La Réserve fédérale est confrontée à un dilemme. Avec la hausse des prix du pétrole et du gaz, l’inflation aux États-Unis pourrait atteindre 3,5 % ou plus, alors même que le marché du travail montre des signes de faiblesse.

La banque centrale doit donc choisir entre deux maux : lutter contre l’inflation avec une politique stricte au risque d’augmenter le chômage, ou soutenir l’économie et accepter que les prix restent élevés plus longtemps.

La Fed ne peut pas résoudre le choc d’offre avec les taux d’intérêt

Ce qui est souvent négligé, c’est que la Réserve fédérale influence principalement la demande dans l’économie, pas l’offre. La banque centrale peut influencer combien les gens empruntent et dépensent, mais n’a pas de contrôle direct sur, par exemple, la production de pétrole.

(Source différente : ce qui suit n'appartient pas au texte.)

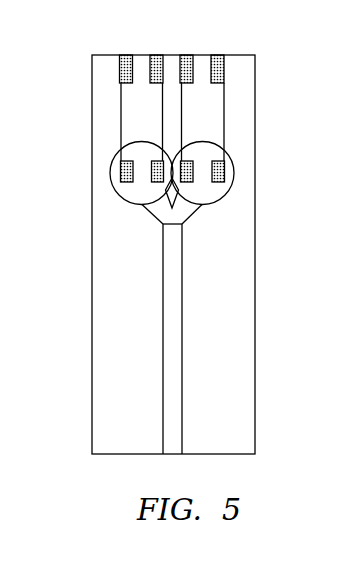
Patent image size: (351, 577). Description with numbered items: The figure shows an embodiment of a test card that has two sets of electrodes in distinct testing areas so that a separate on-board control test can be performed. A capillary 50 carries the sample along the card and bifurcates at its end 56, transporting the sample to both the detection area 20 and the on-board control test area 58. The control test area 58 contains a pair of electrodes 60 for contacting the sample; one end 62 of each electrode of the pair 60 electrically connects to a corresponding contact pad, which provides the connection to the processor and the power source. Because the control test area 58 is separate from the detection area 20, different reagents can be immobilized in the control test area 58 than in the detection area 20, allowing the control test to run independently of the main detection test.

The detection area 20 is at (100, 183).
The capillary 50 is at (173, 320).
The end of the capillary 56 is at (175, 231).
The on-board control test area 58 is at (228, 193).
The pair of electrodes 60 is at (223, 171).
The end of the electrode 62 is at (221, 55).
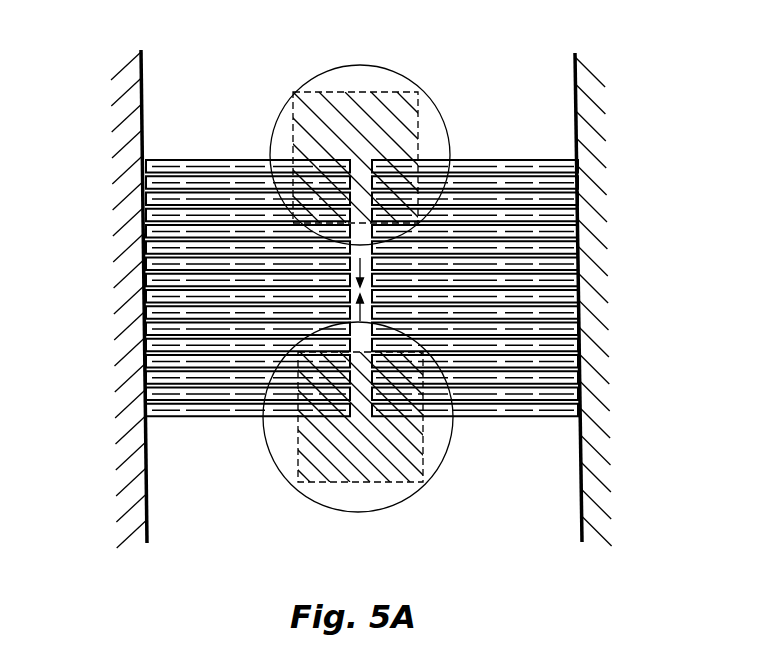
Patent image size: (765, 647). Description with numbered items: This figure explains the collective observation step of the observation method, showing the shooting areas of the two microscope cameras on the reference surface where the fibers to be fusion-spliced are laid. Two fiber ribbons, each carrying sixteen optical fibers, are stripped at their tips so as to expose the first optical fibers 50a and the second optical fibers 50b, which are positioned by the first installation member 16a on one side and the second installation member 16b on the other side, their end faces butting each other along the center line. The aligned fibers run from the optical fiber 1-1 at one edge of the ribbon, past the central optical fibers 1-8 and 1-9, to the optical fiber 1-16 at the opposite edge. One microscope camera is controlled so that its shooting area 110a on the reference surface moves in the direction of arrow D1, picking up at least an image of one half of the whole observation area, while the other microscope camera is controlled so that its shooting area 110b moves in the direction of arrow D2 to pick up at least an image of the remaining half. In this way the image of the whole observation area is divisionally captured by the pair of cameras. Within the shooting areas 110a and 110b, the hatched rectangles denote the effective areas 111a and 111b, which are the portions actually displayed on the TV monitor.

The first installation member 16a is at (114, 165).
The second installation member 16b is at (603, 241).
The optical fiber at one side of the fiber ribbon 1-1 is at (194, 168).
The eighth optical fiber of the fiber ribbon 1-8 is at (143, 278).
The ninth optical fiber of the fiber ribbon 1-9 is at (143, 296).
The optical fiber at the other side of the fiber ribbon 1-16 is at (146, 413).
The first optical fibers 50a is at (215, 418).
The second optical fibers 50b is at (504, 418).
The shooting area of the first microscope camera 110a is at (368, 65).
The shooting area of the second microscope camera 110b is at (340, 512).
The effective area of the first shooting area 111a is at (430, 101).
The effective area of the second shooting area 111b is at (432, 450).
The moving direction of the first shooting area D1 is at (372, 260).
The moving direction of the second shooting area D2 is at (372, 313).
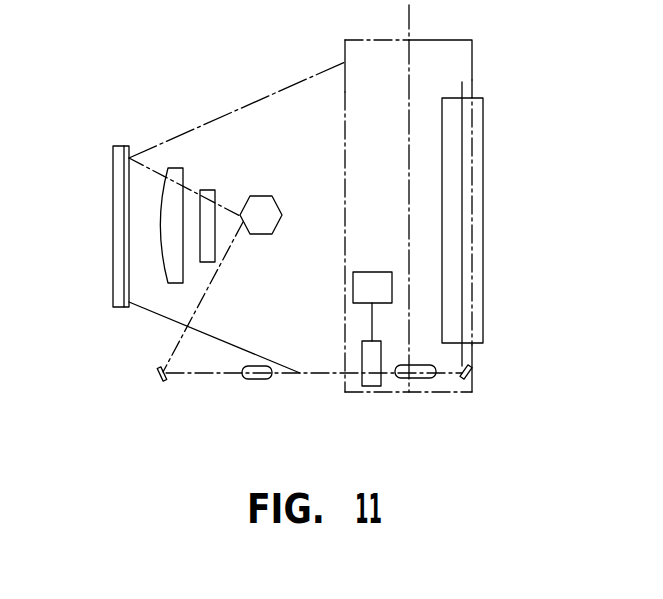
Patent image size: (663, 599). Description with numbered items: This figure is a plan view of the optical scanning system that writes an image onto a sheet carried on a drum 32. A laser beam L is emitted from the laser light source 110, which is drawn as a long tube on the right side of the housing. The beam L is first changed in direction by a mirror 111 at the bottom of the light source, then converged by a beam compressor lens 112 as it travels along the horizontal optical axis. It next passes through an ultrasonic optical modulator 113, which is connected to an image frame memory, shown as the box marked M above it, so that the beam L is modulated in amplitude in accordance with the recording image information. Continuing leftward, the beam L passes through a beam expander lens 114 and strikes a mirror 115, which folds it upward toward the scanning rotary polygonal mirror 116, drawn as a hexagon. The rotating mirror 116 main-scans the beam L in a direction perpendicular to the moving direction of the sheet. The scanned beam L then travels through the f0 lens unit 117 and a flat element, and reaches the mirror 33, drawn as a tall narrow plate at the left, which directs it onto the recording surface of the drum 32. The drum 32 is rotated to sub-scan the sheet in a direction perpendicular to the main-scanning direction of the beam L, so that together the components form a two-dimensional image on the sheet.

Avec un choc d’offre, comme c’est le cas actuellement en raison de la hausse des prix de l’énergie due au conflit avec l’Iran, ce problème devient apparent. Pour freiner l’inflation, la Fed doit réduire la demande plus fortement que d’habitude.

Durant la crise du COVID-19 en 2020, c’est l’inverse qui s’est produit. La demande s’est effondrée à cause des confinements et la Fed a abaissé les taux d’intérêt à presque zéro pour soutenir l’économie.

L’inflation pourrait atteindre 4 %

Selon les modèles de The Kobeissi Letter, l’inflation des prix à la consommation aux États-Unis (CPI) est en passe d’atteindre environ 3,5 %. C’est bien au-dessus de l’objectif à long terme de la Réserve fédérale de 2 %, ce qui inciterait normalement à un resserrement monétaire.

Si la Fed n’intervient pas, l’inflation pourrait continuer à monter et peut-être dépasser les 4 %. L’ampleur de cette hausse dépendra surtout de la durée du conflit avec l’Iran et de la rapidité avec laquelle les prix de l’énergie se stabiliseront ensuite.

Le marché du travail atteint son point le plus faible depuis des années

C’est là que réside le dilemme pour la Réserve fédérale. Le marché du travail américain est au plus bas depuis des années et montre peu de signes de reprise malgré les baisses de taux d’intérêt antérieures.

Si la banque centrale décide maintenant d’augmenter les taux, le risque d’un ralentissement économique plus large augmente. Dans ce scénario, le chômage pourrait dépasser les 5 %.

Choisir entre deux maux

La Réserve fédérale est donc devant un choix difficile. Soit elle accepte une inflation de 3,5 % ou plus, soit elle augmente les taux d’intérêt au risque de voir le chômage dépasser les 5 %. Dans les deux cas, les conséquences sont importantes.

Pour les actifs à risque tels que le Bitcoin (BTC), aucun des deux scénarios n’offre de solution claire. Des taux plus élevés exercent une pression sur les cours des investissements risqués. En même temps, une inflation persistante sans intervention crée de l’incertitude, ce qui sape la confiance des investisseurs.